Выпрямить руль не удавалось. Батюшков предложил взорвать его. С этим согласился Сыркин и отправил Батюшкова на мостик доложить решение командиру.

От пулеметов валил дым, стволы поливали водой, черпая ее тут же на палубе красноармейскими касками. У пушек работали не только матросы, им помогали добровольцы. Среди стреляных гильз мужчины и женщины отыскивали пригодные снаряды, отброшенные из-за осечек или заеданий.

Группа женщин переносила раненых, делала перевязки. Всем морякам особенно запомнилась высокая и широкоплечая седая севастопольская женщина. С ее помощью вывели людей из румпельного отделения, вынесли раненых из носового кубрика. Имя этой женщины осталось неизвестным, и мы очень жалели об этом, когда по прибытии лидера в базу его команда была представлена к наградам. Безвестная женщина действовала смело, энергично, твердо, быстро освоившись с кораблем, показывая другим, как попасть в санитарный отсек, где у операционного стола работал наш хирург Тимофей Ляшко.

В страшной духоте, весь в поту, хирург Ляшко смело обрабатывал раны, меняя пинцеты и ножи, стараясь, чтобы капли пота не скатились на рану. Вот он взял раненого за руку, разрезал окровавленный рукав, из раны выпал большой блестящий осколок. Оперируемый матрос смотрел в подволок испуганно, мученическими глазами, но ни разу не застонал. Это был сигнальщик Лаушкин.

Батюшков пробирался на мостик к Ершову, когда его опять окликнул Воронихин. Отец и сын Воронихины несли в лазарет молодую девушку. Никто не сказал бы, что она страдает. Она глядела вокруг со странной прозрачной улыбкой, чистый девический лоб морщился, все в ней выражало смущение.

Батюшков торопился:

— В чем дело? Сейчас не могу…

Осколками сыпануло, как косым дождем.

— Какой шум, какой шум, — забормотал Воронихин.

Батюшков успел подхватить старика — он был ранен — и помог ему сойти в операционную.

— Эта девушка, — заговорил Воронихин, — она знает Варю… Хочет что-то рассказать вам…

Наступал четвертый час боя.

Мокрый с ног до головы, будто вынутый из воды (а, собственно, так оно и было), Батюшков докладывал командиру свой план, не забывая, что ему сейчас нужно разыскать девушку, знающую Варвару Степановну. Щеголеватый козырек его фуражки был сломан надвое.

Ершов смотрел на него горячим, злым взглядом.

— Что ж это у вас ничего не выходит? Водолазы работают?

— Работают. Пока установить причины заклинения не удается.
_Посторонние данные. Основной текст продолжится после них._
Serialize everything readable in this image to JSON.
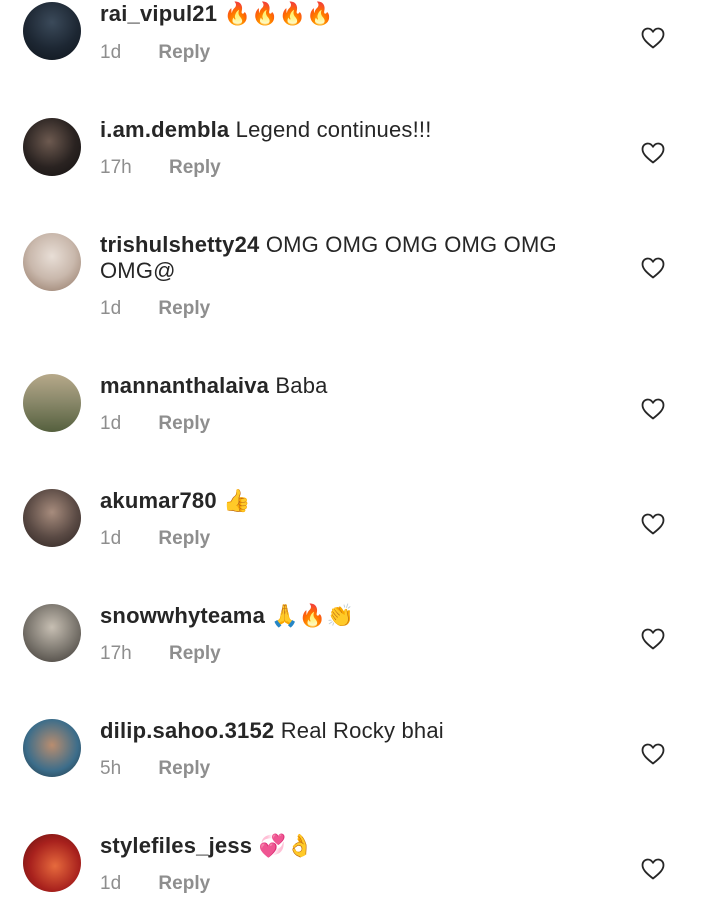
{
  "comments": [
    {
      "username": "rai_vipul21",
      "text": "",
      "emoji": "🔥🔥🔥🔥",
      "time": "1d",
      "reply": "Reply",
      "avatar_colors": [
        "#1d2733",
        "#3b4a5a",
        "#0e141b"
      ]
    },
    {
      "username": "i.am.dembla",
      "text": "Legend continues!!!",
      "emoji": "",
      "time": "17h",
      "reply": "Reply",
      "avatar_colors": [
        "#2a2321",
        "#6d5a50",
        "#121010"
      ]
    },
    {
      "username": "trishulshetty24",
      "text": "OMG OMG OMG OMG OMG",
      "text2": "OMG@",
      "emoji": "",
      "time": "1d",
      "reply": "Reply",
      "avatar_colors": [
        "#c9b8ac",
        "#8f7462",
        "#e8ded6"
      ]
    },
    {
      "username": "mannanthalaiva",
      "text": "Baba",
      "emoji": "",
      "time": "1d",
      "reply": "Reply",
      "avatar_colors": [
        "#8c8a6c",
        "#55603e",
        "#b7a98a"
      ]
    },
    {
      "username": "akumar780",
      "text": "",
      "emoji": "👍",
      "time": "1d",
      "reply": "Reply",
      "avatar_colors": [
        "#5a4a44",
        "#a78c7d",
        "#2b2220"
      ]
    },
    {
      "username": "snowwhyteama",
      "text": "",
      "emoji": "🙏🔥👏",
      "time": "17h",
      "reply": "Reply",
      "avatar_colors": [
        "#7a756d",
        "#c7bfb3",
        "#3b3632"
      ]
    },
    {
      "username": "dilip.sahoo.3152",
      "text": "Real Rocky bhai",
      "emoji": "",
      "time": "5h",
      "reply": "Reply",
      "avatar_colors": [
        "#3c6d8a",
        "#b98d6f",
        "#1d2f3a"
      ]
    },
    {
      "username": "stylefiles_jess",
      "text": "",
      "emoji": "💞👌",
      "time": "1d",
      "reply": "Reply",
      "avatar_colors": [
        "#a8211d",
        "#e66a3d",
        "#5e0f0f"
      ]
    }
  ],
  "icons": {
    "like": "heart-outline-icon"
  }
}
— А как переборки? Выдерживают?

— Справа пикирует самолет! — крикнул сигнальщик.

— Пикирует. Ну и туда его… Что я могу сделать? — двигая скулами, огрызнулся Ершов.

«Скиф!..» — вдруг почему-то вспомнил я, как еще прошлой осенью Сыркин отозвался о Ершове.

На вопрос командира Батюшков отвечал, что переборки выдерживают.

— Крепите дальше. Руль взрывайте, — приказал Ершов и поднял голову.

Самолет пикировал прямо на корабль, все более тускнея в колеблющемся над трубами горячем воздухе.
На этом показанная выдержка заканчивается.